Mirar con amor

Es increíble todo lo que uno puede comunicar con la mirada. A través de ella, nos conectamos con los demás y nos expresamos. Y así como otros nos transmiten distintos mensajes según cómo nos miren, es bueno ser conscientes de la importancia que nuestra mirada tiene para los demás.

A lo largo del día, nos cruzamos con miles de personas que aparecen en nuestro camino. Pero, por más efímero que sea cada encuentro, debemos mirar al otro con amor, para que se sienta amado y valorado. Debemos considerarlo como una persona sagrada, única e irrepetible, y valorarla por lo que es en sí misma, aceptándola tal y como es.

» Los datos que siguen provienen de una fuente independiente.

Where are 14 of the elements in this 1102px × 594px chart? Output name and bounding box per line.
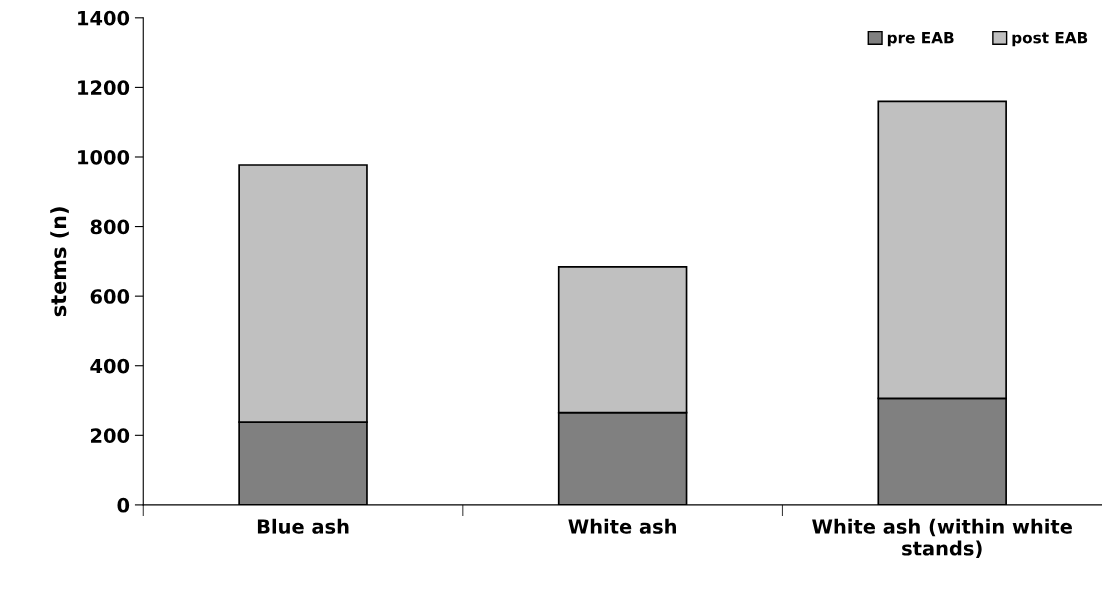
y-tick-label: 200 xyxy=(91,428,130,443)
x-tick-label: White ash (within white stands) xyxy=(812,518,1072,558)
x-tick-label: Blue ash xyxy=(257,518,349,534)
y-tick-label: 1200 xyxy=(78,80,130,96)
y-tick-label: 0 xyxy=(117,497,130,513)
y-tick-label: 1400 xyxy=(78,10,130,26)
y-tick-label: 1000 xyxy=(78,149,130,165)
legend-label: post EAB xyxy=(1012,32,1088,47)
x-tick-label: White ash xyxy=(568,518,676,534)
y-axis-title: stems (n) xyxy=(50,207,69,317)
y-tick-label: 400 xyxy=(90,358,130,374)
legend-label: pre EAB xyxy=(887,32,954,47)
y-tick-label: 600 xyxy=(90,289,130,304)
y-tick-label: 800 xyxy=(90,219,130,235)
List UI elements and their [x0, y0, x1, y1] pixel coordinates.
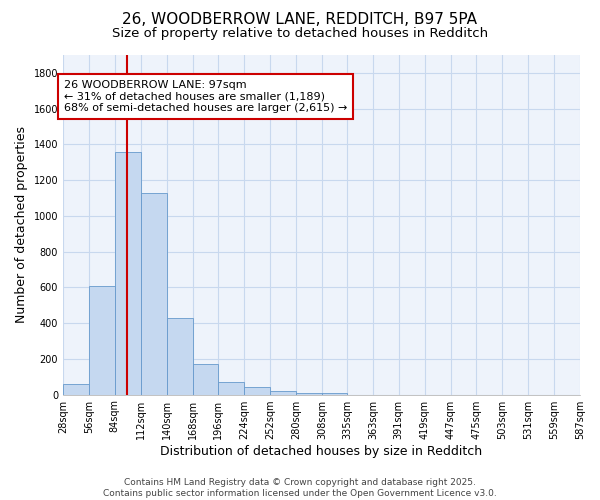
- Bar: [296, 393, 322, 394]
- Bar: [244, 388, 270, 394]
- X-axis label: Distribution of detached houses by size in Redditch: Distribution of detached houses by size …: [160, 444, 482, 458]
- Text: 26 WOODBERROW LANE: 97sqm
← 31% of detached houses are smaller (1,189)
68% of se: 26 WOODBERROW LANE: 97sqm ← 31% of detac…: [64, 80, 347, 113]
- Text: Contains HM Land Registry data © Crown copyright and database right 2025.
Contai: Contains HM Land Registry data © Crown c…: [103, 478, 497, 498]
- Bar: [270, 391, 296, 394]
- Bar: [141, 192, 167, 394]
- Bar: [89, 286, 115, 395]
- Y-axis label: Number of detached properties: Number of detached properties: [15, 126, 28, 324]
- Bar: [63, 384, 89, 394]
- Bar: [322, 393, 347, 394]
- Bar: [167, 318, 193, 394]
- Bar: [115, 152, 141, 394]
- Text: Size of property relative to detached houses in Redditch: Size of property relative to detached ho…: [112, 28, 488, 40]
- Text: 26, WOODBERROW LANE, REDDITCH, B97 5PA: 26, WOODBERROW LANE, REDDITCH, B97 5PA: [122, 12, 478, 28]
- Bar: [218, 382, 244, 394]
- Bar: [193, 364, 218, 394]
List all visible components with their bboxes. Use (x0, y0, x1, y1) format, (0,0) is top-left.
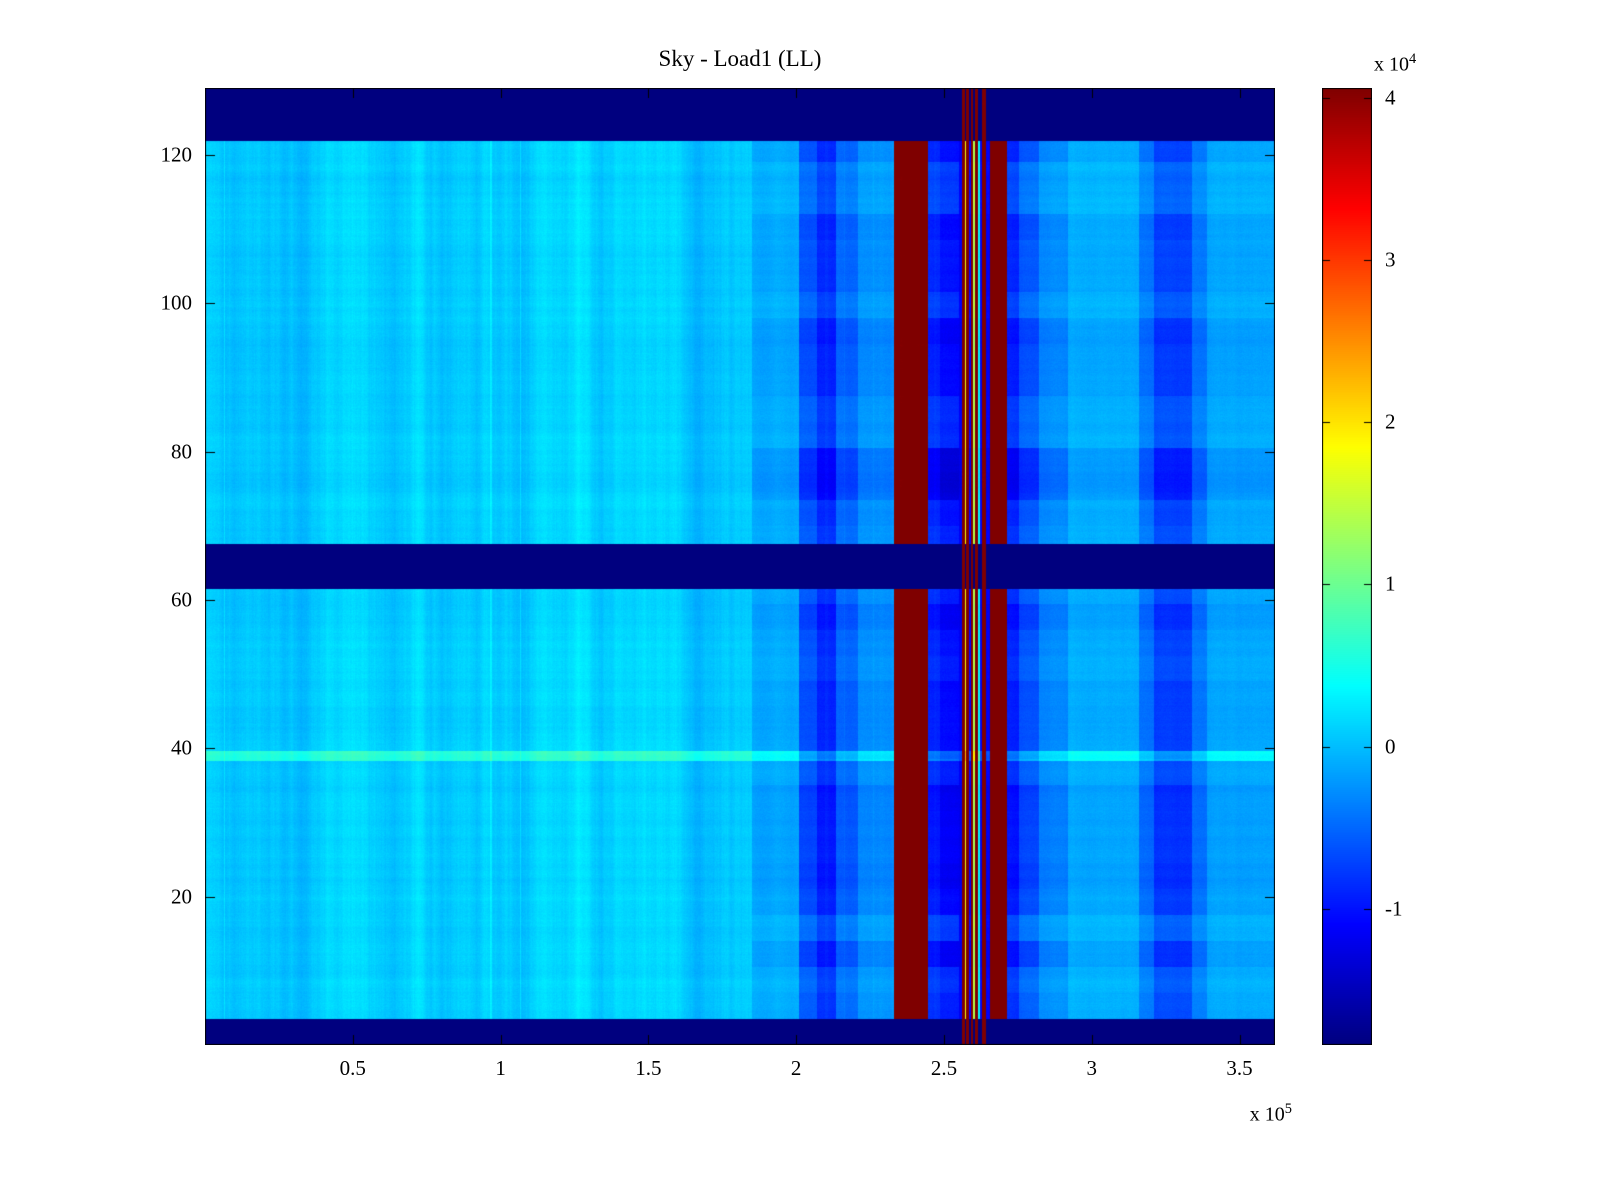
y-tick-label: 80 (171, 439, 192, 463)
y-tick-label: 100 (160, 290, 193, 315)
y-tick-label: 40 (171, 735, 192, 760)
x-tick-label: 0.5 (339, 1056, 366, 1080)
colorbar-exponent-prefix: x 10 (1374, 53, 1409, 76)
x-tick-label: 1 (495, 1056, 506, 1080)
colorbar-tick-label: 2 (1385, 409, 1396, 434)
colorbar-tick-label: 1 (1385, 571, 1396, 596)
x-exponent-prefix: x 10 (1249, 1103, 1285, 1126)
heatmap-image (205, 88, 1275, 1045)
colorbar-tick-label: 0 (1385, 734, 1396, 759)
x-tick-label: 1.5 (635, 1056, 662, 1080)
x-tick-label: 2 (790, 1056, 802, 1080)
y-tick-label: 20 (171, 884, 192, 909)
x-tick-label: 3.5 (1226, 1056, 1253, 1080)
colorbar (1322, 88, 1372, 1045)
colorbar-tick-label: -1 (1385, 896, 1403, 921)
x-tick-label: 3 (1086, 1056, 1097, 1080)
x-tick-label: 2.5 (930, 1056, 958, 1080)
y-tick-label: 120 (160, 142, 193, 167)
colorbar-tick-label: 3 (1385, 247, 1396, 272)
colorbar-tick-label: 4 (1385, 85, 1396, 110)
x-axis-exponent-label: x 105 (1250, 1102, 1292, 1125)
x-exponent-power: 5 (1284, 1101, 1292, 1117)
y-tick-label: 60 (171, 587, 192, 612)
colorbar-exponent-power: 4 (1409, 51, 1417, 67)
chart-title: Sky - Load1 (LL) (658, 46, 822, 71)
colorbar-exponent-label: x 104 (1374, 52, 1416, 75)
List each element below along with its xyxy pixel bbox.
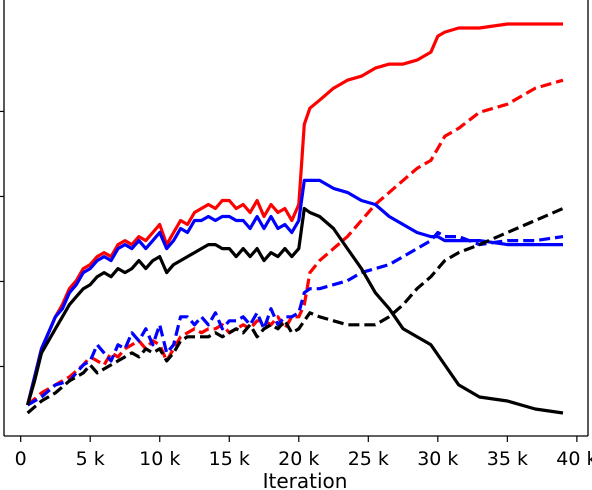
axes-layer	[3, 0, 589, 437]
series-red-dashed	[26, 78, 564, 407]
x-tick-label: 35 k	[487, 448, 528, 470]
x-tick-label: 0	[15, 448, 27, 470]
series-blue-dashed	[26, 230, 564, 407]
x-tick-label: 30 k	[417, 448, 458, 470]
series-blue-solid	[26, 178, 563, 406]
x-tick-label: 25 k	[348, 448, 389, 470]
x-tick-label: 5 k	[76, 448, 105, 470]
x-axis-label: Iteration	[263, 469, 348, 490]
ticks-layer: 0 5 k 10 k 15 k 20 k 25 k 30 k 35 k 40 k	[0, 110, 592, 470]
series-black-dashed	[26, 207, 564, 415]
x-tick-label: 10 k	[139, 448, 180, 470]
series-red-solid	[26, 22, 563, 406]
x-tick-label: 40 k	[556, 448, 592, 470]
x-tick-label: 20 k	[278, 448, 319, 470]
x-tick-label: 15 k	[209, 448, 250, 470]
series-black-solid	[26, 206, 564, 415]
series-layer	[26, 22, 564, 415]
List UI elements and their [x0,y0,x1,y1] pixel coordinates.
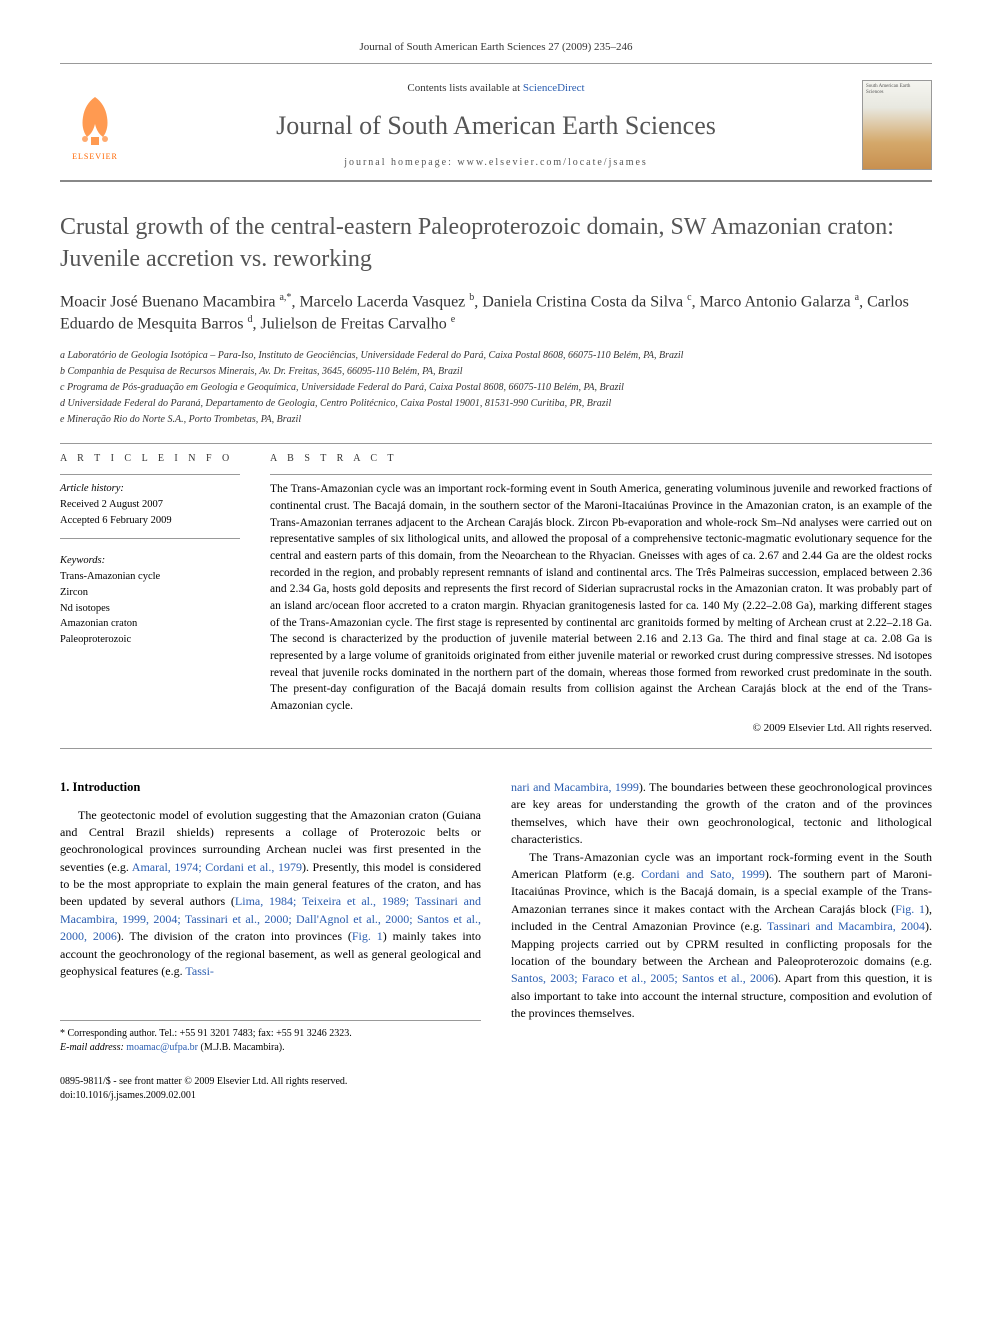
article-info-column: A R T I C L E I N F O Article history: R… [60,452,240,736]
body-column-right: nari and Macambira, 1999). The boundarie… [511,779,932,1103]
elsevier-logo-text: ELSEVIER [72,151,118,162]
cover-title: South American Earth Sciences [866,84,928,95]
rule-below-abstract [60,748,932,749]
front-matter-line: 0895-9811/$ - see front matter © 2009 El… [60,1075,481,1089]
sciencedirect-link[interactable]: ScienceDirect [523,82,585,94]
corr-email-suffix: (M.J.B. Macambira). [198,1042,285,1053]
rule-above-abstract [60,443,932,444]
article-title: Crustal growth of the central-eastern Pa… [60,212,932,274]
abstract-text: The Trans-Amazonian cycle was an importa… [270,481,932,714]
abstract-label: A B S T R A C T [270,452,932,466]
journal-name: Journal of South American Earth Sciences [150,108,842,144]
rule-top [60,63,932,64]
affiliation-e: e Mineração Rio do Norte S.A., Porto Tro… [60,412,932,427]
journal-homepage: journal homepage: www.elsevier.com/locat… [150,156,842,170]
keywords-label: Keywords: [60,553,240,569]
abstract-column: A B S T R A C T The Trans-Amazonian cycl… [270,452,932,736]
author-list: Moacir José Buenano Macambira a,*, Marce… [60,291,932,336]
body-paragraph: The Trans-Amazonian cycle was an importa… [511,849,932,1023]
affiliation-b: b Companhia de Pesquisa de Recursos Mine… [60,364,932,379]
doi-line: doi:10.1016/j.jsames.2009.02.001 [60,1089,481,1103]
contents-available-line: Contents lists available at ScienceDirec… [150,81,842,96]
keyword: Amazonian craton [60,616,240,632]
article-info-label: A R T I C L E I N F O [60,452,240,466]
keyword: Nd isotopes [60,601,240,617]
body-columns: 1. Introduction The geotectonic model of… [60,779,932,1103]
journal-cover-thumbnail: South American Earth Sciences [862,80,932,170]
affiliation-a: a Laboratório de Geologia Isotópica – Pa… [60,348,932,363]
keywords-block: Keywords: Trans-Amazonian cycle Zircon N… [60,553,240,648]
keyword: Trans-Amazonian cycle [60,569,240,585]
keyword: Paleoproterozoic [60,632,240,648]
affiliation-c: c Programa de Pós-graduação em Geologia … [60,380,932,395]
corr-email-link[interactable]: moamac@ufpa.br [126,1042,198,1053]
affiliation-d: d Universidade Federal do Paraná, Depart… [60,396,932,411]
accepted-date: Accepted 6 February 2009 [60,513,240,529]
corr-email-line: E-mail address: moamac@ufpa.br (M.J.B. M… [60,1041,481,1055]
corr-line1: * Corresponding author. Tel.: +55 91 320… [60,1027,481,1041]
article-history: Article history: Received 2 August 2007 … [60,481,240,539]
info-abstract-row: A R T I C L E I N F O Article history: R… [60,452,932,736]
email-label: E-mail address: [60,1042,126,1053]
corresponding-author-footnote: * Corresponding author. Tel.: +55 91 320… [60,1020,481,1055]
keyword: Zircon [60,585,240,601]
section-heading-introduction: 1. Introduction [60,779,481,797]
body-paragraph: The geotectonic model of evolution sugge… [60,807,481,981]
abstract-copyright: © 2009 Elsevier Ltd. All rights reserved… [270,721,932,736]
elsevier-tree-icon [65,89,125,149]
rule-masthead-bottom [60,180,932,182]
footer-block: 0895-9811/$ - see front matter © 2009 El… [60,1075,481,1103]
rule-abstract-1 [270,474,932,475]
affiliations: a Laboratório de Geologia Isotópica – Pa… [60,348,932,427]
masthead: ELSEVIER Contents lists available at Sci… [60,70,932,180]
history-label: Article history: [60,481,240,497]
running-header: Journal of South American Earth Sciences… [60,40,932,55]
body-paragraph: nari and Macambira, 1999). The boundarie… [511,779,932,849]
elsevier-logo: ELSEVIER [60,85,130,165]
masthead-center: Contents lists available at ScienceDirec… [150,81,842,171]
contents-text: Contents lists available at [407,82,522,94]
received-date: Received 2 August 2007 [60,497,240,513]
body-column-left: 1. Introduction The geotectonic model of… [60,779,481,1103]
rule-info-1 [60,474,240,475]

Lamentablemente, esto no resulta tan fácil de llevar a la práctica: como la mirada implica un vínculo, muchas veces el miedo a lo diferente o a vernos comprometidos con la realidad del otro hace que desviemos la vista hacia otro lado. Nos sumergimos en una “ceguera voluntaria”, porque tenemos miedo a abrir nuestros corazones.

Cada uno de nosotros, tiene una realidad y un contexto distinto. No podemos cerrar los ojos ni ser indiferentes a lo que le pasa a los demás, porque somos responsables unos de otros.

Desde la fe, debemos descubrir la presencia de Dios en todos nosotros. Cada persona es una historia sagrada, porque somos parte de la creación de Dios, quien nos ama incondicionalmente incluso con nuestras pobrezas. Y sólo desde un amor que nos habla de nuestras pobrezas, podemos ir a las del otro, sin creernos más importantes o mejores. Habiendo experimentado este amor, no debemos establecer “escalones” que nos hagan creer superiores a otros, ni cerrarnos para que nadie vea nuestras heridas: cada uno tiene sus debilidades y fortalezas.

Siempre desde el amor, tenemos que desarmarnos frente al otro para llegar a un acercamiento verdadero. La mirada es la que derriba los muros que nos separan y que a veces nosotros mismos construimos. Es por esto que debe ser abierta y respetuosa, porque es la que produce el encuentro y establece la transformación profunda. En estos encuentros, no deberíamos tener miedo a lo que pudiera suceder, porque Dios suscita algo distinto y nunca deja de hablar en el corazón del hombre.